Apprendre à (s’)écrire

  • Micheline Tremblay (Editor) and Guy Gaudreau (Editor)
    Je voudrais bien être un homme : Correspondance littéraire inédite entre Simone Routier et Harry Bernard. Éditions David
Reviewed by Fanie St-Laurent

Simone Routier, une auteure célibataire de vingt-sept ans à l’aube de publier son premier recueil de poèmes, L’Immortel adolescent, et Harry Bernard, trente ans, journaliste au Courrier de Saint-Hyacinthe, marié et père, entretiennent une correspondance de quarante-six lettres entre septembre 1928 et mars 1929. Simone Routier est à la recherche de conseils à la fois sur l’écriture, sur la langue, sur le milieu littéraire, et désire ardemment que son livre soit connu, qu’on en parle dans les journaux, qu’on le critique. Harry Bernard accueille sa vision du métier, lui donne son aide et publie ses textes et des critiques de son travail poétique. Une amitié saine, mais peut-être peu commune entre un homme et une femme à cette époque, se développe entre eux, non sans éveiller les soupçons de l’épouse de Bernard qui parviendra inopinément à mettre fin à leur échanges.

On ne peut que remercier Guy Gaudreau et Micheline Tremblay d’avoir mis au jour cette correspondance inédite entre Routier et Bernard. La recherche préalable est remarquable et dénote un travail d’érudition tant sur le parcours de l’une que sur celui de l’autre. La présentation en début de volume est claire et concise, ne répétant pas les travaux déjà réalisés par d’autres chercheurs. L’accent, ici, est vraiment mis sur la vie des auteurs résumée dans une chronologie, sur la correspondance, sur certains documents explicatifs (poèmes, lettres à d’autres correspondants, illustrations, critiques de L’Immortel adolescent) et sur un substantiel appareil de notes. Concernant les notes, le lecteur qui ne veut rien manquer préférerait sans doute des notes de bas de page, plus conviviales que les notes de fin de volume.

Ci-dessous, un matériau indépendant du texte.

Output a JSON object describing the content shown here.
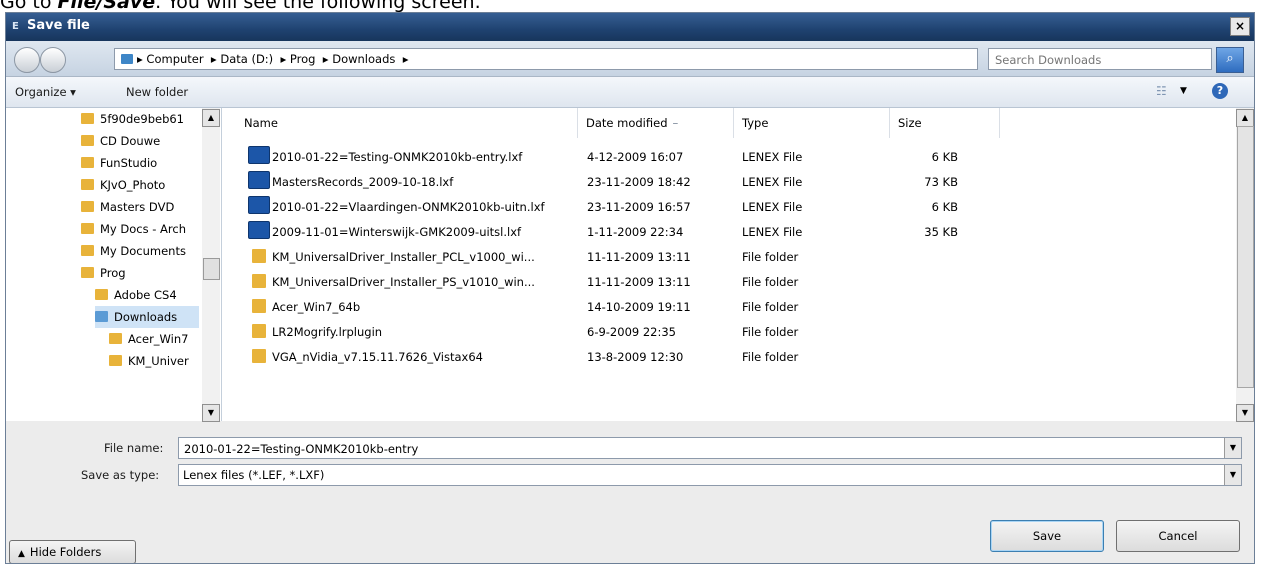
{
  "caption": {
    "prefix": "Go to ",
    "menu": "File/Save",
    "suffix": ". You will see the following screen."
  },
  "window": {
    "title": "Save file",
    "close": "×"
  },
  "address": {
    "crumbs": [
      "▸ Computer",
      "▸ Data (D:)",
      "▸ Prog",
      "▸ Downloads",
      "▸"
    ],
    "search_placeholder": "Search Downloads"
  },
  "toolbar": {
    "organize": "Organize ▾",
    "new_folder": "New folder",
    "help": "?"
  },
  "nav_tree": [
    {
      "label": "5f90de9beb61",
      "selected": false
    },
    {
      "label": "CD Douwe",
      "selected": false
    },
    {
      "label": "FunStudio",
      "selected": false
    },
    {
      "label": "KJvO_Photo",
      "selected": false
    },
    {
      "label": "Masters DVD",
      "selected": false
    },
    {
      "label": "My Docs - Arch",
      "selected": false
    },
    {
      "label": "My Documents",
      "selected": false
    },
    {
      "label": "Prog",
      "selected": false
    },
    {
      "label": "Adobe CS4",
      "selected": false
    },
    {
      "label": "Downloads",
      "selected": true
    },
    {
      "label": "Acer_Win7",
      "selected": false
    },
    {
      "label": "KM_Univer",
      "selected": false
    }
  ],
  "columns": {
    "name": "Name",
    "date": "Date modified",
    "type": "Type",
    "size": "Size"
  },
  "files": [
    {
      "name": "2010-01-22=Testing-ONMK2010kb-entry.lxf",
      "date": "4-12-2009 16:07",
      "type": "LENEX File",
      "size": "6 KB",
      "kind": "file"
    },
    {
      "name": "MastersRecords_2009-10-18.lxf",
      "date": "23-11-2009 18:42",
      "type": "LENEX File",
      "size": "73 KB",
      "kind": "file"
    },
    {
      "name": "2010-01-22=Vlaardingen-ONMK2010kb-uitn.lxf",
      "date": "23-11-2009 16:57",
      "type": "LENEX File",
      "size": "6 KB",
      "kind": "file"
    },
    {
      "name": "2009-11-01=Winterswijk-GMK2009-uitsl.lxf",
      "date": "1-11-2009 22:34",
      "type": "LENEX File",
      "size": "35 KB",
      "kind": "file"
    },
    {
      "name": "KM_UniversalDriver_Installer_PCL_v1000_wi...",
      "date": "11-11-2009 13:11",
      "type": "File folder",
      "size": "",
      "kind": "folder"
    },
    {
      "name": "KM_UniversalDriver_Installer_PS_v1010_win...",
      "date": "11-11-2009 13:11",
      "type": "File folder",
      "size": "",
      "kind": "folder"
    },
    {
      "name": "Acer_Win7_64b",
      "date": "14-10-2009 19:11",
      "type": "File folder",
      "size": "",
      "kind": "folder"
    },
    {
      "name": "LR2Mogrify.lrplugin",
      "date": "6-9-2009 22:35",
      "type": "File folder",
      "size": "",
      "kind": "folder"
    },
    {
      "name": "VGA_nVidia_v7.15.11.7626_Vistax64",
      "date": "13-8-2009 12:30",
      "type": "File folder",
      "size": "",
      "kind": "folder"
    }
  ],
  "form": {
    "file_name_label": "File name:",
    "file_name_value": "2010-01-22=Testing-ONMK2010kb-entry",
    "save_type_label": "Save as type:",
    "save_type_value": "Lenex files (*.LEF, *.LXF)"
  },
  "buttons": {
    "hide_folders": "Hide Folders",
    "save": "Save",
    "cancel": "Cancel"
  }
}
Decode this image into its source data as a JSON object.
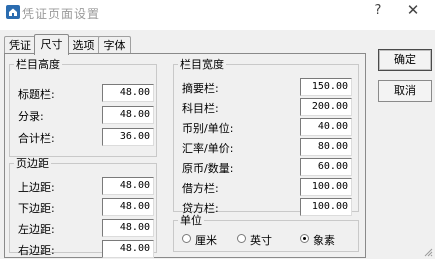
{
  "window": {
    "title": "凭证页面设置",
    "help_glyph": "?",
    "close_glyph": "✕",
    "app_icon": "house-icon"
  },
  "tabs": [
    "凭证",
    "尺寸",
    "选项",
    "字体"
  ],
  "active_tab": "尺寸",
  "column_height": {
    "title": "栏目高度",
    "fields": [
      {
        "label": "标题栏:",
        "value": "48.00"
      },
      {
        "label": "分录:",
        "value": "48.00"
      },
      {
        "label": "合计栏:",
        "value": "36.00"
      }
    ]
  },
  "margins": {
    "title": "页边距",
    "fields": [
      {
        "label": "上边距:",
        "value": "48.00"
      },
      {
        "label": "下边距:",
        "value": "48.00"
      },
      {
        "label": "左边距:",
        "value": "48.00"
      },
      {
        "label": "右边距:",
        "value": "48.00"
      }
    ]
  },
  "column_width": {
    "title": "栏目宽度",
    "fields": [
      {
        "label": "摘要栏:",
        "value": "150.00"
      },
      {
        "label": "科目栏:",
        "value": "200.00"
      },
      {
        "label": "币别/单位:",
        "value": "40.00"
      },
      {
        "label": "汇率/单价:",
        "value": "80.00"
      },
      {
        "label": "原币/数量:",
        "value": "60.00"
      },
      {
        "label": "借方栏:",
        "value": "100.00"
      },
      {
        "label": "贷方栏:",
        "value": "100.00"
      }
    ]
  },
  "units": {
    "title": "单位",
    "options": [
      "厘米",
      "英寸",
      "象素"
    ],
    "selected": "象素"
  },
  "buttons": {
    "ok": "确定",
    "cancel": "取消"
  }
}
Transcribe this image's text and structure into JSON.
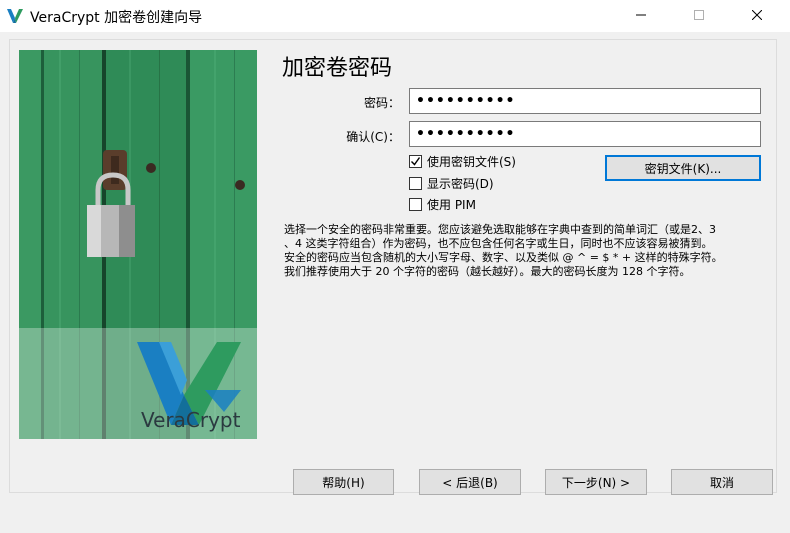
{
  "window": {
    "title": "VeraCrypt 加密卷创建向导",
    "icons": [
      "veracrypt-app-icon",
      "minimize-icon",
      "maximize-icon",
      "close-icon"
    ]
  },
  "branding": {
    "logo_text": "VeraCrypt"
  },
  "page": {
    "title": "加密卷密码"
  },
  "form": {
    "password_label": "密码：",
    "password_value": "••••••••••",
    "confirm_label": "确认(C)：",
    "confirm_value": "••••••••••",
    "use_keyfiles_label": "使用密钥文件(S)",
    "use_keyfiles_checked": true,
    "show_password_label": "显示密码(D)",
    "show_password_checked": false,
    "use_pim_label": "使用 PIM",
    "use_pim_checked": false,
    "keyfiles_button": "密钥文件(K)..."
  },
  "info": {
    "lines": [
      "选择一个安全的密码非常重要。您应该避免选取能够在字典中查到的简单词汇（或是2、3",
      "、4 这类字符组合）作为密码，也不应包含任何名字或生日，同时也不应该容易被猜到。",
      "安全的密码应当包含随机的大小写字母、数字、以及类似 @ ^ = $ * + 这样的特殊字符。",
      "我们推荐使用大于 20 个字符的密码（越长越好）。最大的密码长度为 128 个字符。"
    ]
  },
  "footer": {
    "help": "帮助(H)",
    "back": "< 后退(B)",
    "next": "下一步(N) >",
    "cancel": "取消"
  },
  "colors": {
    "accent": "#0078d7",
    "logo_blue": "#1a7fc2",
    "logo_green": "#2e9b5f"
  }
}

En parcourant Je voudrais bien être un homme, on trouve un nouvel exemple de l’importance du mentorat masculin pour une nouvelle venue dans le milieu littéraire de la fin des années 1920. À l’instar de Laure Conan qui soumet Angéline de Montbrun à l’abbé Henri-Raymond Casgrain et des auteures qui gravitent autour d’Alfred DesRochers (Routier en fait aussi partie), Simone Routier recherche des alliés, des mentors qui lui permettront d’améliorer son style, de faire connaître son travail, mais aussi de s’intégrer dans le milieu littéraire. Les lettres de Routier font ressortir toute sa détermination, ses ambitions et son « âme de gentleman », lesquelles se distinguent de la rhétorique féminine habituelle. Pour un lecteur contemporain, il est aussi impressionnant de constater la place occupée par la poésie dans l’espace médiatique de l’époque, puisque L’Immortel adolescent, une œuvre d’une nouvelle écrivaine, suscite pas moins d’une dizaine de critiques dans les revues et les journaux, dont certaines sont très élogieuses et très complètes.

Enfin, en observant tout le travail, les échanges, les demandes, les lectures qui naissent de la correspondance de Routier et de Bernard, on ne peut que déplorer que leur correspondance cesse abruptement. Avec du recul, on se demande également comment pourront se faire les recherches sur la genèse des textes de création à l’ère du courriel et des programmes informatiques dont la rapide désuétude limite la conservation.